The code is very similar to Example 2: notice that i is represented by an address in the AX register. That is, we pass i by reference. And this despite the fact that foobyval is called. The body of the loop calls the function using runtime.newproc, but where does this function come from?







Func1 is created by the compiler, and it is a closure. The compiler has allocated the closure code as a separate function and calls it from main. The main problem with this allocation is how to deal with variables that closures use, but which are clearly not arguments.

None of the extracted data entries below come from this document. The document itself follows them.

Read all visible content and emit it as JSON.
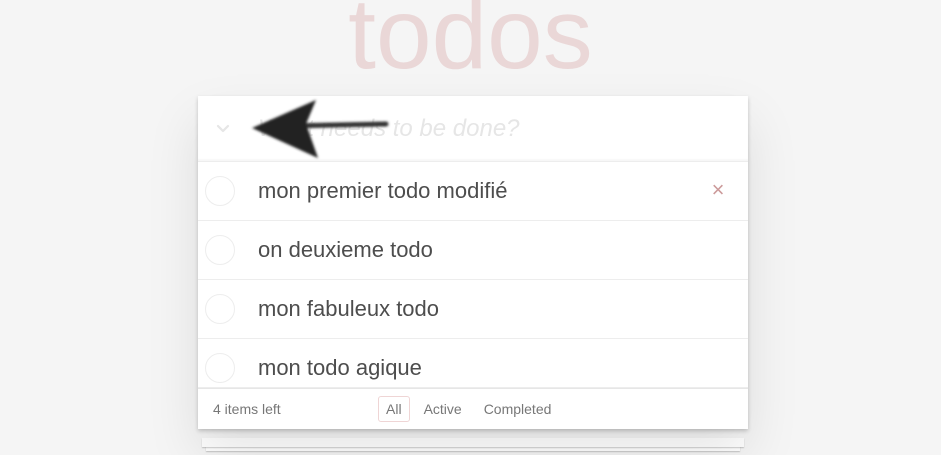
{
  "app": {
    "title": "todos"
  },
  "header": {
    "new_todo_placeholder": "What needs to be done?"
  },
  "todos": [
    {
      "label": "mon premier todo modifié",
      "completed": false,
      "hovered": true
    },
    {
      "label": "on deuxieme todo",
      "completed": false,
      "hovered": false
    },
    {
      "label": "mon fabuleux todo",
      "completed": false,
      "hovered": false
    },
    {
      "label": "mon todo agique",
      "completed": false,
      "hovered": false
    }
  ],
  "footer": {
    "count_text": "4 items left",
    "filters": [
      {
        "label": "All",
        "selected": true
      },
      {
        "label": "Active",
        "selected": false
      },
      {
        "label": "Completed",
        "selected": false
      }
    ]
  },
  "icons": {
    "toggle_all": "chevron-down-icon",
    "destroy": "close-icon",
    "cursor": "arrow-left-icon"
  },
  "colors": {
    "title": "#efd5d5",
    "destroy": "#cc9a9a",
    "background": "#f5f5f5"
  }
}
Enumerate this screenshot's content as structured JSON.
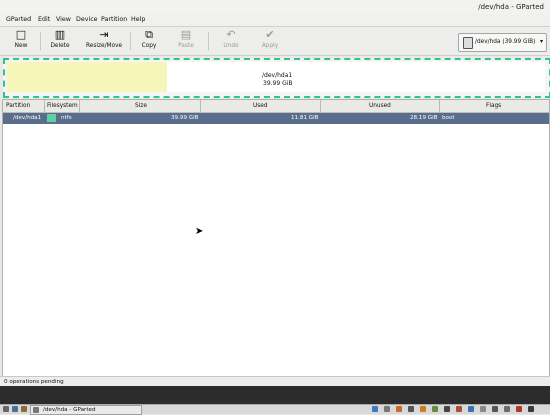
{
  "window": {
    "title": "/dev/hda - GParted"
  },
  "menu": [
    "GParted",
    "Edit",
    "View",
    "Device",
    "Partition",
    "Help"
  ],
  "toolbar": {
    "new": "New",
    "delete": "Delete",
    "resize": "Resize/Move",
    "copy": "Copy",
    "paste": "Paste",
    "undo": "Undo",
    "apply": "Apply"
  },
  "device_selector": {
    "value": "/dev/hda (39.99 GiB)"
  },
  "disk_graphic": {
    "partition": "/dev/hda1",
    "size": "39.99 GiB"
  },
  "table": {
    "headers": [
      "Partition",
      "Filesystem",
      "Size",
      "Used",
      "Unused",
      "Flags"
    ],
    "rows": [
      {
        "partition": "/dev/hda1",
        "filesystem": "ntfs",
        "size": "39.99 GiB",
        "used": "11.81 GiB",
        "unused": "28.19 GiB",
        "flags": "boot"
      }
    ]
  },
  "status": "0 operations pending",
  "taskbar": {
    "task": "/dev/hda - GParted"
  },
  "colors": {
    "fs_ntfs": "#5fd0a2",
    "selection": "#5a6d8c",
    "used_fill": "#f6f6b8",
    "border_dash": "#2ec58a"
  }
}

This is what the body of func1 looks like:







 0x0000 00000 (go-closure.go:14) MOVQ (TLS), CX 0x0009 00009 (go-closure.go:14) CMPQ SP, 16(CX) 0x000d 00013 (go-closure.go:14) JLS 56 0x000f 00015 (go-closure.go:14) SUBQ $16, SP 0x0013 00019 (go-closure.go:14) MOVQ BP, 8(SP) 0x0018 00024 (go-closure.go:14) LEAQ 8(SP), BP 0x001d 00029 (go-closure.go:15) MOVQ "".&i+24(SP), AX 0x0022 00034 (go-closure.go:15) MOVQ (AX), AX 0x0025 00037 (go-closure.go:15) MOVQ AX, (SP) 0x0029 00041 (go-closure.go:15) CALL "".foobyval(SB) 0x002e 00046 (go-closure.go:16) MOVQ 8(SP), BP 0x0033 00051 (go-closure.go:16) ADDQ $16, SP 0x0037 00055 (go-closure.go:16) RET
      
      





It’s interesting here that the function has an argument of 24 (SP), which is a pointer to int: take a look at the line MOVQ (AX), AX, which takes a value before passing it to foobyval. In fact, func1 looks something like this:







 func func1(i *int) { foobyval(*i) }    main   - : for i := 0; i < 5; i++ { go func1(&i) }
      
      





Received the equivalent of example 2, and this explains the conclusion. In technical language, we would say that i is a free variable inside a closure and such variables are captured by reference in Go.

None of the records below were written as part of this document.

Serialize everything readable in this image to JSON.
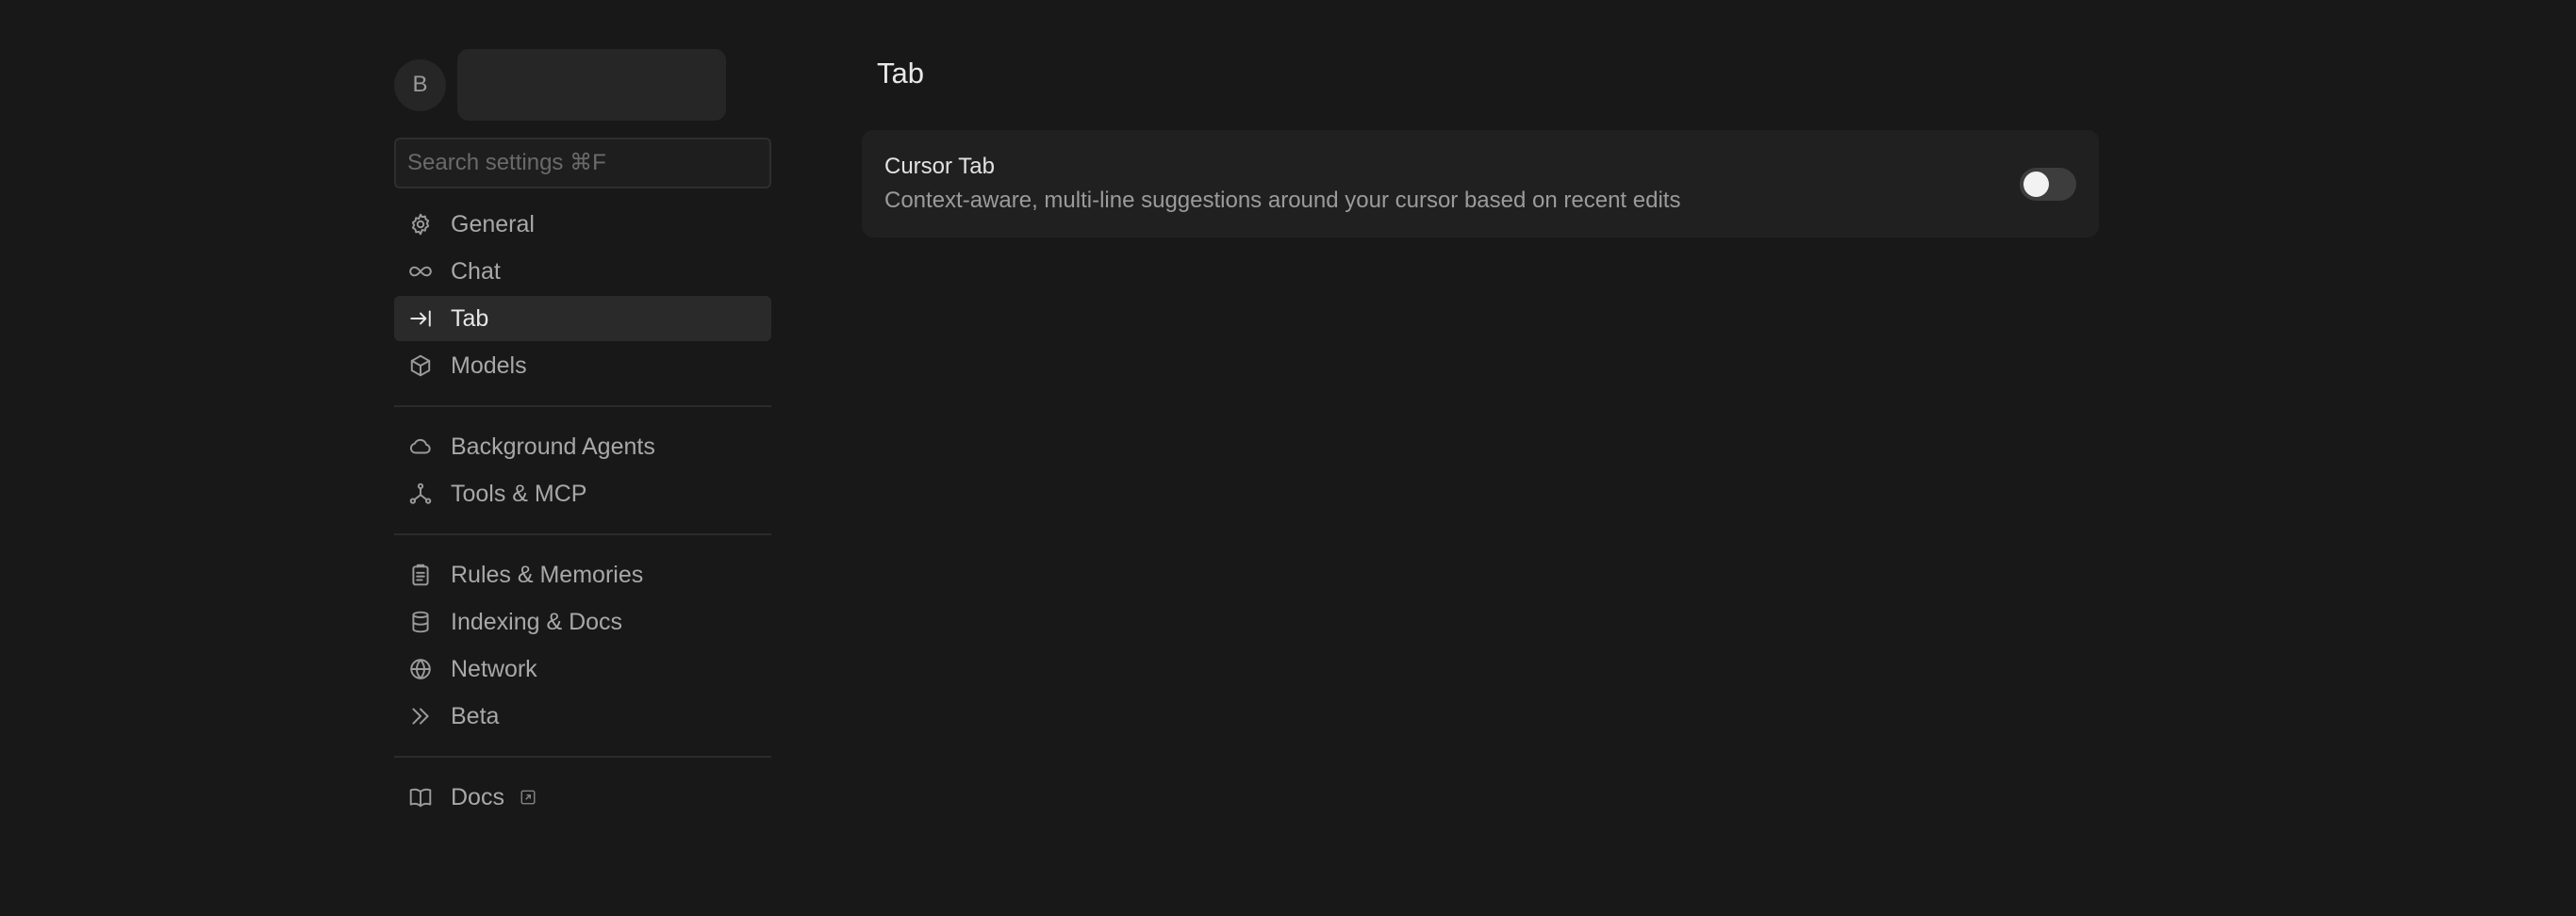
{
  "account": {
    "avatar_initial": "B"
  },
  "search": {
    "placeholder": "Search settings ⌘F"
  },
  "sidebar": {
    "items": [
      {
        "label": "General",
        "icon": "gear-icon"
      },
      {
        "label": "Chat",
        "icon": "infinity-icon"
      },
      {
        "label": "Tab",
        "icon": "arrow-right-bar-icon",
        "active": true
      },
      {
        "label": "Models",
        "icon": "cube-icon"
      },
      {
        "label": "Background Agents",
        "icon": "cloud-icon"
      },
      {
        "label": "Tools & MCP",
        "icon": "nodes-icon"
      },
      {
        "label": "Rules & Memories",
        "icon": "clipboard-icon"
      },
      {
        "label": "Indexing & Docs",
        "icon": "database-icon"
      },
      {
        "label": "Network",
        "icon": "globe-icon"
      },
      {
        "label": "Beta",
        "icon": "double-chevron-icon"
      },
      {
        "label": "Docs",
        "icon": "book-icon",
        "external": true
      }
    ]
  },
  "main": {
    "title": "Tab",
    "settings": [
      {
        "title": "Cursor Tab",
        "description": "Context-aware, multi-line suggestions around your cursor based on recent edits",
        "enabled": false
      }
    ]
  },
  "colors": {
    "background": "#181818",
    "card": "#202020",
    "active_item": "#2a2a2a",
    "toggle_off": "#3d3d3d"
  }
}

But is this always the case? Surprisingly, the answer is no. In some cases, free variables are captured by value. Here is a variation of our example:







 for i := 0; i < 5; i++ { ii := i go func() { foobyval(ii) }() }
      
      





This example will output 0, 1, 2, 3, 4 in random order. But why is the behavior here different from Example 5?

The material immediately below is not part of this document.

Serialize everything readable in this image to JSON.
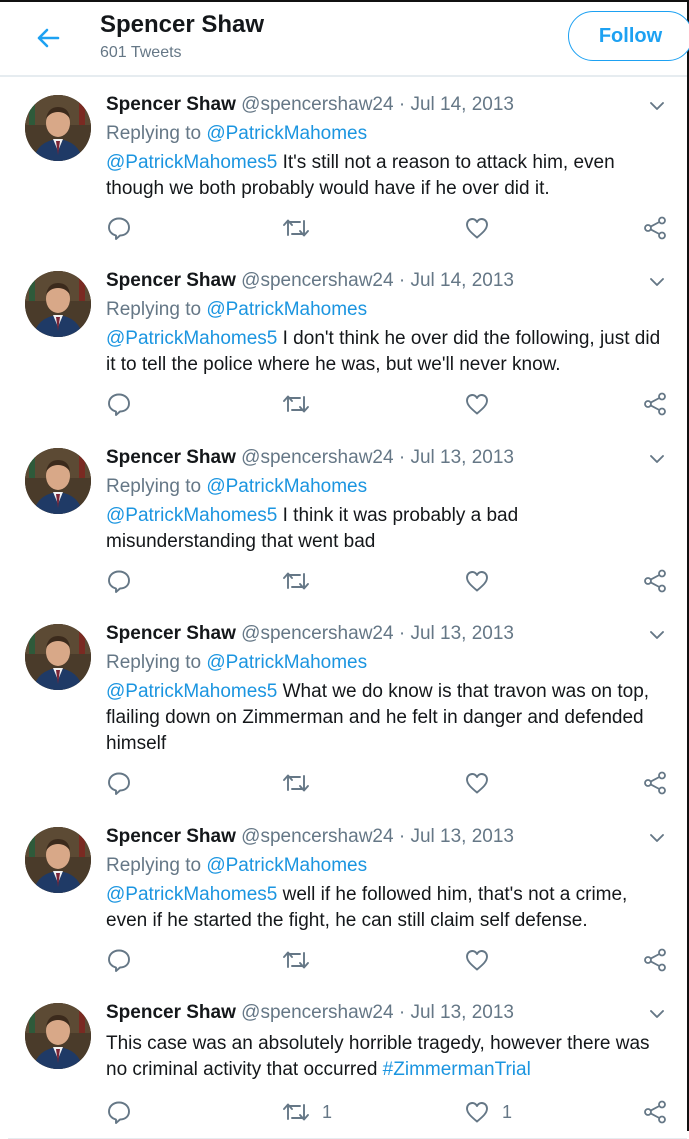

It turns out that this behavior is an artifact of the heuristic that the Go compiler uses when it works with closures.







We look under the hood



If you are not familiar with the architecture of the Go compiler, I recommend that you read my early articles on this topic: Part 1 , Part 2 .







The specific (as opposed to abstract) syntax tree that is obtained by parsing the code looks like this:







 0: *syntax.CallStmt { . Tok: go . Call: *syntax.CallExpr { . . Fun: *syntax.FuncLit { . . . Type: *syntax.FuncType { . . . . ParamList: nil . . . . ResultList: nil . . . } . . . Body: *syntax.BlockStmt { . . . . List: []syntax.Stmt (1 entries) { . . . . . 0: *syntax.ExprStmt { . . . . . . X: *syntax.CallExpr { . . . . . . . Fun: foobyval @ go-closure.go:15:4 . . . . . . . ArgList: []syntax.Expr (1 entries) { . . . . . . . . 0: i @ go-closure.go:15:13 . . . . . . . } . . . . . . . HasDots: false . . . . . . } . . . . . } . . . . } . . . . Rbrace: syntax.Pos {} . . . } . . } . . ArgList: nil . . HasDots: false . } }
      
      





The called function is represented by the FuncLit node, a constant function. When this tree is converted to AST (abstract syntax tree), highlighting this constant function as a stand-alone will be the result. This happens in the noder.funcLit method, which lives in gc / closure.go.







Then the tipe checker completes the transformation, and we get the following representation for the function in the AST:







 main.func1: . DCLFUNC l(14) tc(1) FUNC-func() . DCLFUNC-body . . CALLFUNC l(15) tc(1) . . . NAME-main.foobyval a(true) l(8) x(0) class(PFUNC) tc(1) used FUNC-func(int) . . CALLFUNC-list . . . NAME-main.il(15) x(0) class(PAUTOHEAP) tc(1) used int
      
      





Note that the value passed to foobyval is NAME-main.i, that is, we explicitly point to the variable from the function that wraps the closure.







At this stage, the compiler stage, called capturevars, that is, "capturing variables", comes into operation. Its purpose is to decide how to capture “private variables” (that is, free variables used in closures). Here is a comment from the corresponding compiler function, which also describes heuristics:







// capturevars is called in a separate phase after all type checks.

// It decides whether to capture the variable by value or by reference.

// We use capture by value for values ​​<= 128 bytes, which no longer change the value after capture (essentially constants).







When capturevars is called in Example 5, it decides that the loop variable i should be captured by reference, and adds the appropriate addrtaken flag to it. This is seen in the AST output:







 FOR l(13) tc(1) . LT l(13) tc(1) bool . . NAME-main.ia(true) g(1) l(13) x(0) class(PAUTOHEAP) esc(h) tc(1) addrtaken assigned used int
      
      





For the loop variable, the “by value” selection heuristic does not work, since the variable changes its value after the call (remember the quote from the specification that the loop variable is reused at each iteration). Therefore, the variable i is captured by reference.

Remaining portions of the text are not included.